If you’re willing to share with people in real life, surprisingly often people like those who share or complain about life’s challenges (as long as they can tell they’re not being asked to fix it). Having an in-person support network sounds beneficial at this point.
Anxiety is also a huge challenge. There are lots of resources online for strategies for managing it, but it’ll still be a lot of work.
You didn’t fail college. You just haven’t completed it yet. College is another thing in your life that requires a support network. You’ve been failed by those around you.
“It is possible to commit no mistakes and still lose. That is not weakness, that is life.”
— Jean-Luc Picard
But college is also not for everyone, so if you feel that it’s not for you, you’ve managed to unearth a major discovery. Now you can spend time elsewhere.
Working and finding work are both demoralizing. It’s amazing you’ve got a job right now. That’s a sign you can get another one or a better one in the future.

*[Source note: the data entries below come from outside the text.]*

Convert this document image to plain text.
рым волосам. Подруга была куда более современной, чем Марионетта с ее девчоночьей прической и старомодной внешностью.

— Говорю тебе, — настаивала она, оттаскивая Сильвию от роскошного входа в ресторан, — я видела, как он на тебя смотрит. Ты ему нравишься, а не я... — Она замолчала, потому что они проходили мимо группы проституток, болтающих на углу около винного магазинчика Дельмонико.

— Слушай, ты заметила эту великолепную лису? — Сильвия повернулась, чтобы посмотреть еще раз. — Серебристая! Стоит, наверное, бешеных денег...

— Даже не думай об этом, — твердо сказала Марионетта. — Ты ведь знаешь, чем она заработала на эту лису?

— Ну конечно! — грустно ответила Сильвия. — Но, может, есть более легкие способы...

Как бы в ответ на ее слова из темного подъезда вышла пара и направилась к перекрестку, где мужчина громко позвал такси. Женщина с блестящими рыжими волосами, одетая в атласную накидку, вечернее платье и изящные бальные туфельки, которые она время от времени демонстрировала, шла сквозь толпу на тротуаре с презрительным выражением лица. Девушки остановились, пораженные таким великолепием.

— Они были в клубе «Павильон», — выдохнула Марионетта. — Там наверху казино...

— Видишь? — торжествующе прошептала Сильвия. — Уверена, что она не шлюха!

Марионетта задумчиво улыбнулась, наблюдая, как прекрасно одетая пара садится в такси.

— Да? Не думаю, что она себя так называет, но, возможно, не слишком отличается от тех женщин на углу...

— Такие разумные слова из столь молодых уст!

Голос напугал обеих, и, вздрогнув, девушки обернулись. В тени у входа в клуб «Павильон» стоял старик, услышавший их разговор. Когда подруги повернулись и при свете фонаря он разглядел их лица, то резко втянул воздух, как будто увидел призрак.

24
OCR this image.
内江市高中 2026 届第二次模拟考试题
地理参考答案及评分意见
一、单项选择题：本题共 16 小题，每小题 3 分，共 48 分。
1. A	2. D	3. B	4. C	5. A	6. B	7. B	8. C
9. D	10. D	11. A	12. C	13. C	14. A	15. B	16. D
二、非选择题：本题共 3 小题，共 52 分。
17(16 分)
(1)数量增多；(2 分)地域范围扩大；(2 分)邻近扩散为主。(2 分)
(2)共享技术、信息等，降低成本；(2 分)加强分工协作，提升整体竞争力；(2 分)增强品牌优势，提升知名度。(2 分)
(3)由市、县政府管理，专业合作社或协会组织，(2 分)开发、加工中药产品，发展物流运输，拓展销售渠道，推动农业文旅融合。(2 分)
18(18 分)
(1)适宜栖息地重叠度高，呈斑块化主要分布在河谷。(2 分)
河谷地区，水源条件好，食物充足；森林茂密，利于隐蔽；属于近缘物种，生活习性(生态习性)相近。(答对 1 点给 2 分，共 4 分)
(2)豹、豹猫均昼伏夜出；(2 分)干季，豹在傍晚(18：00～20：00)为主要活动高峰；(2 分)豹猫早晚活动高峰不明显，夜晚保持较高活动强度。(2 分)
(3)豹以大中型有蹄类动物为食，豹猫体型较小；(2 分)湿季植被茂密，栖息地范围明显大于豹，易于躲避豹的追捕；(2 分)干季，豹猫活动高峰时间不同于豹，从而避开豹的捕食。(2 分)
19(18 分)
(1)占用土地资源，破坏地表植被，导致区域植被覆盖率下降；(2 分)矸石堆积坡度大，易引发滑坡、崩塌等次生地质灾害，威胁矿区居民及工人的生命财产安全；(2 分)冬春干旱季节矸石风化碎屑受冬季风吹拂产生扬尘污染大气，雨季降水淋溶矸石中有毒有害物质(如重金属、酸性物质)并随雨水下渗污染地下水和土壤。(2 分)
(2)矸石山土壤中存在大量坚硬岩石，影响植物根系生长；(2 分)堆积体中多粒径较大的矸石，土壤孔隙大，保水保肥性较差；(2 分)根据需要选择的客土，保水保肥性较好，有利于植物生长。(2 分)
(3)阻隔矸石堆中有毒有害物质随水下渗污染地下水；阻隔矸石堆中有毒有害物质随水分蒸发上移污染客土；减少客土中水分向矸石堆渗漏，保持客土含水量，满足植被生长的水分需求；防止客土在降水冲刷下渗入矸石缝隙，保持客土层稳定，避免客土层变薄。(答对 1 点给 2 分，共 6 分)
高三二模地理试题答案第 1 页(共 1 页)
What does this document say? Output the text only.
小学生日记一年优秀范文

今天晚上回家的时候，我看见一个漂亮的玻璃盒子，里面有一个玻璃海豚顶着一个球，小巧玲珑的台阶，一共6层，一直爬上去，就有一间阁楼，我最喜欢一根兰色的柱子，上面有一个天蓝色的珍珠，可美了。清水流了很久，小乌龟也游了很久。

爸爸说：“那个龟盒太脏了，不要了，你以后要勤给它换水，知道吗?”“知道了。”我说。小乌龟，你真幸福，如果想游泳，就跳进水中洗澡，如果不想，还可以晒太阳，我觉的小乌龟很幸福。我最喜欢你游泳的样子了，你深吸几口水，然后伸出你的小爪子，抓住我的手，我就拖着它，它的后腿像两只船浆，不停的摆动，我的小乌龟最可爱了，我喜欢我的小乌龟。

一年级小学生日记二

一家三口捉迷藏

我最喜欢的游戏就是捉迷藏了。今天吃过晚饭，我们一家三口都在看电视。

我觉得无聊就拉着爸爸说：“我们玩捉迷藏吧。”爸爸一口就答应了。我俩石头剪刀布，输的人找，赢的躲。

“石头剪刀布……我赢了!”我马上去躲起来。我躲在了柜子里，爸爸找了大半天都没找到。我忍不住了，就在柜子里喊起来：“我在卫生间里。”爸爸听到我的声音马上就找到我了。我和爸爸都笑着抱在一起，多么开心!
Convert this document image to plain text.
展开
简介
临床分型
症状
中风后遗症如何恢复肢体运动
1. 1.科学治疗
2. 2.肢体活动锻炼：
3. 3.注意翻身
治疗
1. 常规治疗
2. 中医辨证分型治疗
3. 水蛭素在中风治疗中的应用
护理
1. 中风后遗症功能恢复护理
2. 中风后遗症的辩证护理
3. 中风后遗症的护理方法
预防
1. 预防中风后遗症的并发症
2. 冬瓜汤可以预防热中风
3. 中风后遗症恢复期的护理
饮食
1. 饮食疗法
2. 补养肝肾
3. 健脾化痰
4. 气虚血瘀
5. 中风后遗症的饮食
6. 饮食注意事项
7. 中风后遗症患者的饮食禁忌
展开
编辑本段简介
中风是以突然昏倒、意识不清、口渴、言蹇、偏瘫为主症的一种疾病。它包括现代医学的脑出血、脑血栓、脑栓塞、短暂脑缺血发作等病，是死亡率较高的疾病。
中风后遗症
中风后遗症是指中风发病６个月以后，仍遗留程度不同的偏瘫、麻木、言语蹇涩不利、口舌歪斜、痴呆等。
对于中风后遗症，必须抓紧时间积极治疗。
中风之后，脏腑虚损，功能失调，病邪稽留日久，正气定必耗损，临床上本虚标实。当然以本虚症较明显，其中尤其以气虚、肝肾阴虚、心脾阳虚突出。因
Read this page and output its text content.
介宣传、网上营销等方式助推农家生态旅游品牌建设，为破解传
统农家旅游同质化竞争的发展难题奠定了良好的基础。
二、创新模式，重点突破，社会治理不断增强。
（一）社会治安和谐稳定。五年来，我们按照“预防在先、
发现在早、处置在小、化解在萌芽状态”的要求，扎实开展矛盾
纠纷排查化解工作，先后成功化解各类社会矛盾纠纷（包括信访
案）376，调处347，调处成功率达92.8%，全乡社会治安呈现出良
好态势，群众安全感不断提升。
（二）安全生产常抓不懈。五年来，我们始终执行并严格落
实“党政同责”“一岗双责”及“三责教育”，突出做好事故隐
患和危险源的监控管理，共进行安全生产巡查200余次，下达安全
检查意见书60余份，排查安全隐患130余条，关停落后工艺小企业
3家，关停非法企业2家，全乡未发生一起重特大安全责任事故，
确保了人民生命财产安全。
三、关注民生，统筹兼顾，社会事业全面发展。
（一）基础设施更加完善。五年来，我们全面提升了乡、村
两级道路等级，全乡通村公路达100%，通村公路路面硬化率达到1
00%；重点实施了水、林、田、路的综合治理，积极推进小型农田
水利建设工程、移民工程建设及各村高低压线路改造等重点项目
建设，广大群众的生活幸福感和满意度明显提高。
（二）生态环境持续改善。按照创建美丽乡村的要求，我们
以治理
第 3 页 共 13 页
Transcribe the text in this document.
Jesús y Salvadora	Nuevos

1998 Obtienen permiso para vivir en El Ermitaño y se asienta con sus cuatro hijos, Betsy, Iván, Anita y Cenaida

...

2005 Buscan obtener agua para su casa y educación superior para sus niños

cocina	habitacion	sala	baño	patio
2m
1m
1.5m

You’ve got a goal in mind. It’s the end-point on your map: move out.
Now work backwards to create a list of things that each step requires until you get all the way back to the present. Then get a good nights sleep, and a high-protein breakfast and do the first one thing on that journey. You can’t do all the steps at once, but you can do the next step.
Some steps need to be taking a break, btw.
I’m a hugger, so I’ll have one waiting for you if we ever cross paths in person.